Quebra de contrato
Violação contratual · Inadimplemento · Incumprimento
A quebra de contrato ocorre quando uma parte não cumpre o que o contrato exigia — não entrega, recusa pagar, entrega com atraso ou entrega algo que não atende às especificações acordadas. A parte não inadimplente geralmente pode buscar remédios: indenização, rescisão ou, em alguns casos, execução específica.
O que uma quebra realmente desencadeia
Nem toda divergência do contrato é uma quebra que justifica a rescisão. A maioria dos sistemas jurídicos distingue entre quebra substancial — falhas significativas que frustram o propósito do contrato — e quebras menores (não substanciais) que dão direito a indenização, mas não à rescisão. A quebra antecipada cobre a situação em que uma parte anuncia antecipadamente que não cumprirá.
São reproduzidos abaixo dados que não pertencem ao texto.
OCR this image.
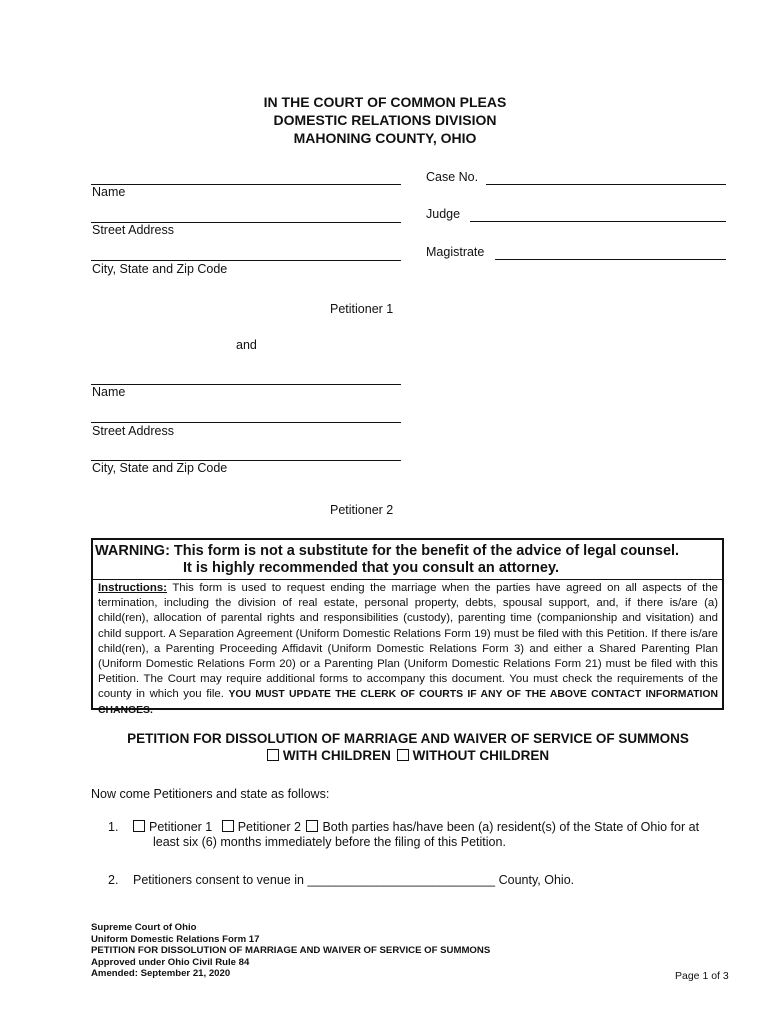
IN THE COURT OF COMMON PLEAS
DOMESTIC RELATIONS DIVISION
MAHONING COUNTY, OHIO
Case No.
Judge
Magistrate
Name
Street Address
City, State and Zip Code
Petitioner 1
and
Name
Street Address
City, State and Zip Code
Petitioner 2
WARNING: This form is not a substitute for the benefit of the advice of legal counsel.
It is highly recommended that you consult an attorney.
Instructions: This form is used to request ending the marriage when the parties have agreed on all aspects of the termination, including the division of real estate, personal property, debts, spousal support, and, if there is/are (a) child(ren), allocation of parental rights and responsibilities (custody), parenting time (companionship and visitation) and child support. A Separation Agreement (Uniform Domestic Relations Form 19) must be filed with this Petition. If there is/are child(ren), a Parenting Proceeding Affidavit (Uniform Domestic Relations Form 3) and either a Shared Parenting Plan (Uniform Domestic Relations Form 20) or a Parenting Plan (Uniform Domestic Relations Form 21) must be filed with this Petition. The Court may require additional forms to accompany this document. You must check the requirements of the county in which you file. YOU MUST UPDATE THE CLERK OF COURTS IF ANY OF THE ABOVE CONTACT INFORMATION CHANGES.
PETITION FOR DISSOLUTION OF MARRIAGE AND WAIVER OF SERVICE OF SUMMONS
WITH CHILDREN WITHOUT CHILDREN
Now come Petitioners and state as follows:
1.	Petitioner 1 Petitioner 2 Both parties has/have been (a) resident(s) of the State of Ohio for at
least six (6) months immediately before the filing of this Petition.
2. Petitioners consent to venue in ___________________________ County, Ohio.
Supreme Court of Ohio
Uniform Domestic Relations Form 17
PETITION FOR DISSOLUTION OF MARRIAGE AND WAIVER OF SERVICE OF SUMMONS
Approved under Ohio Civil Rule 84
Amended: September 21, 2020	Page 1 of 3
Os remédios disponíveis dependem do tipo de quebra e da redação específica: cláusulas penais, prazos de sanação, exigências de notificação e limites de responsabilidade moldam conjuntamente o que a parte não inadimplente pode efetivamente recuperar.
Por que importa
No momento em que um contrato começa a dar errado, a pergunta vira: posso sair, e o que me é devido? Fazer isso certo significa ler o contrato com cuidado — encontrar os fundamentos de rescisão, os prazos de sanação, as exigências de notificação e o teto de indenização. Agir antes de ler produz os dois erros clássicos: rescindir por questão não substancial e enfrentar reclamação por rescisão indevida, ou continuar cumprindo apesar de uma quebra substancial e perder o direito de tratar o contrato como rescindido.
Armadilhas comuns
- 1.Rescindir por quebra menor quando o contrato exigia quebra substancial — expõe a parte que rescinde a reclamações por rescisão indevida.
- 2.Pular o prazo de sanação — a maioria dos contratos exige notificação escrita e uma janela para corrigir a quebra antes de a rescisão ser válida.
- 3.Ignorar cláusulas penais — a cláusula pode limitar ou quantificar a indenização independentemente do prejuízo real.
- 4.Perder o teto de limitação de responsabilidade — muitos contratos limitam indenização recuperável a um múltiplo das taxas pagas.
- 5.Renunciar à quebra continuando a aceitar a prestação — o silêncio muitas vezes conta como aceitação e pode fazer perder o direito de rescindir.
Termos relacionados
Perguntas frequentes
- Qual a diferença entre quebra substancial e menor?
- Uma quebra substancial é grave o suficiente para frustrar o propósito do contrato — entrega tardia de componente crítico, não pagamento de fatura relevante. Quebras menores dão direito a indenização mas não à rescisão. A distinção separa sair do contrato de permanecer cumprindo enquanto se busca compensação.
- Que danos posso recuperar por uma quebra?
- Danos diretos (perdas que decorrem naturalmente da quebra) geralmente são recuperáveis. Danos indiretos (lucros cessantes, interrupção de negócio) costumam ser excluídos por contrato. Danos punitivos são raros em disputas comerciais. A recuperação específica depende totalmente da cláusula de limitação de responsabilidade.
- Preciso notificar antes de rescindir?
- Quase sempre, sim. Contratos bem redigidos exigem notificação por escrito mais um prazo de sanação (tipicamente 15 ou 30 dias) antes de a rescisão ser efetiva. Pular a notificação muitas vezes significa que a própria rescisão é inválida — você permanece obrigado a cumprir enquanto a contraparte move ação por rescisão indevida.